Adam Grounds ’16, a DEN associate, said that his involvement in entrepreneurship began last year, when he joined the Dartmouth Entrepreneurial Society, which later merged with Mitosis, another innovation-based group.
He said he appreciates how the Innovation Center offers engagement on both short-term and long-term levels.
Grounds recalled that earlier in the week, he watched a group of students develop a concept in the center as he did work.
“Over the course of an hour, this idea took shape and developed into a full-fledged project that they were going to do,” Grounds said. “It’s cool to see students have the resources to take their ideas and run with them.”
College President Phil Hanlon announced the establishment of the innovation center last September in his inaugural address, which identified growing entrepreneurship and experiential learning as two of his primary goals.

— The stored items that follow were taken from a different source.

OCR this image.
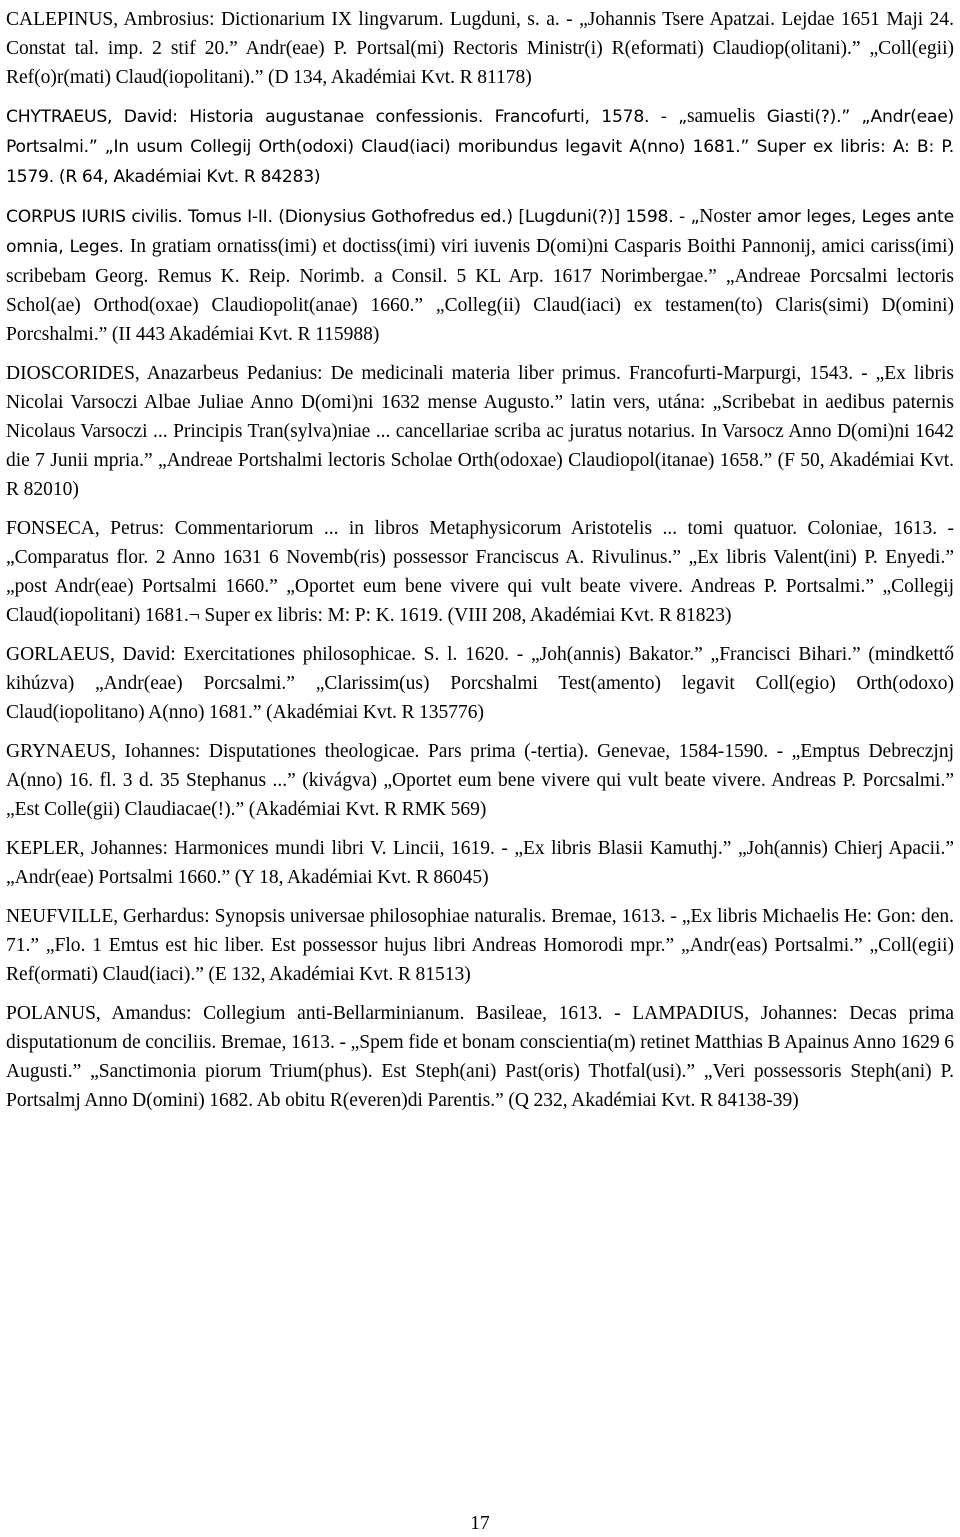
CALEPINUS, Ambrosius: Dictionarium IX lingvarum. Lugduni, s. a. - „Johannis Tsere Apatzai. Lejdae 1651 Maji 24. Constat tal. imp. 2 stif 20.” Andr(eae) P. Portsal(mi) Rectoris Ministr(i) R(eformati) Claudiop(olitani).” „Coll(egii) Ref(o)r(mati) Claud(iopolitani).” (D 134, Akadémiai Kvt. R 81178)

CHYTRAEUS, David: Historia augustanae confessionis. Francofurti, 1578. - „samuelis Giasti(?).” „Andr(eae) Portsalmi.” „In usum Collegij Orth(odoxi) Claud(iaci) moribundus legavit A(nno) 1681.” Super ex libris: A: B: P. 1579. (R 64, Akadémiai Kvt. R 84283)

CORPUS IURIS civilis. Tomus I-II. (Dionysius Gothofredus ed.) [Lugduni(?)] 1598. - „Noster amor leges, Leges ante omnia, Leges. In gratiam ornatiss(imi) et doctiss(imi) viri iuvenis D(omi)ni Casparis Boithi Pannonij, amici cariss(imi) scribebam Georg. Remus K. Reip. Norimb. a Consil. 5 KL Arp. 1617 Norimbergae.” „Andreae Porcsalmi lectoris Schol(ae) Orthod(oxae) Claudiopolit(anae) 1660.” „Colleg(ii) Claud(iaci) ex testamen(to) Claris(simi) D(omini) Porcshalmi.” (II 443 Akadémiai Kvt. R 115988)

DIOSCORIDES, Anazarbeus Pedanius: De medicinali materia liber primus. Francofurti-Marpurgi, 1543. - „Ex libris Nicolai Varsoczi Albae Juliae Anno D(omi)ni 1632 mense Augusto.” latin vers, utána: „Scribebat in aedibus paternis Nicolaus Varsoczi ... Principis Tran(sylva)niae ... cancellariae scriba ac juratus notarius. In Varsocz Anno D(omi)ni 1642 die 7 Junii mpria.” „Andreae Portshalmi lectoris Scholae Orth(odoxae) Claudiopol(itanae) 1658.” (F 50, Akadémiai Kvt. R 82010)

FONSECA, Petrus: Commentariorum ... in libros Metaphysicorum Aristotelis ... tomi quatuor. Coloniae, 1613. - „Comparatus flor. 2 Anno 1631 6 Novemb(ris) possessor Franciscus A. Rivulinus.” „Ex libris Valent(ini) P. Enyedi.” „post Andr(eae) Portsalmi 1660.” „Oportet eum bene vivere qui vult beate vivere. Andreas P. Portsalmi.” „Collegij Claud(iopolitani) 1681.¬ Super ex libris: M: P: K. 1619. (VIII 208, Akadémiai Kvt. R 81823)

GORLAEUS, David: Exercitationes philosophicae. S. l. 1620. - „Joh(annis) Bakator.” „Francisci Bihari.” (mindkettő kihúzva) „Andr(eae) Porcsalmi.” „Clarissim(us) Porcshalmi Test(amento) legavit Coll(egio) Orth(odoxo) Claud(iopolitano) A(nno) 1681.” (Akadémiai Kvt. R 135776)

GRYNAEUS, Iohannes: Disputationes theologicae. Pars prima (-tertia). Genevae, 1584-1590. - „Emptus Debreczjnj A(nno) 16. fl. 3 d. 35 Stephanus ...” (kivágva) „Oportet eum bene vivere qui vult beate vivere. Andreas P. Porcsalmi.” „Est Colle(gii) Claudiacae(!).” (Akadémiai Kvt. R RMK 569)

KEPLER, Johannes: Harmonices mundi libri V. Lincii, 1619. - „Ex libris Blasii Kamuthj.” „Joh(annis) Chierj Apacii.” „Andr(eae) Portsalmi 1660.” (Y 18, Akadémiai Kvt. R 86045)

NEUFVILLE, Gerhardus: Synopsis universae philosophiae naturalis. Bremae, 1613. - „Ex libris Michaelis He: Gon: den. 71.” „Flo. 1 Emtus est hic liber. Est possessor hujus libri Andreas Homorodi mpr.” „Andr(eas) Portsalmi.” „Coll(egii) Ref(ormati) Claud(iaci).” (E 132, Akadémiai Kvt. R 81513)

POLANUS, Amandus: Collegium anti-Bellarminianum. Basileae, 1613. - LAMPADIUS, Johannes: Decas prima disputationum de conciliis. Bremae, 1613. - „Spem fide et bonam conscientia(m) retinet Matthias B Apainus Anno 1629 6 Augusti.” „Sanctimonia piorum Trium(phus). Est Steph(ani) Past(oris) Thotfal(usi).” „Veri possessoris Steph(ani) P. Portsalmj Anno D(omini) 1682. Ab obitu R(everen)di Parentis.” (Q 232, Akadémiai Kvt. R 84138-39)

17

The Office of Entrepreneurship and Technology Transfer coordinates DEN and the College’s other entrepreneurship efforts, a move announced in spring 2013.
In April of this year, Gregg Fairbrothers ’76, DEN’s founding director and a professor of entrepreneurship, was notified that his position had been eliminated. The transition prompted backlash and a petition in protest of Fairbrothers’s departure.
In a July 31 ranking, Forbes named Dartmouth the 10th most entrepreneurial school in the country.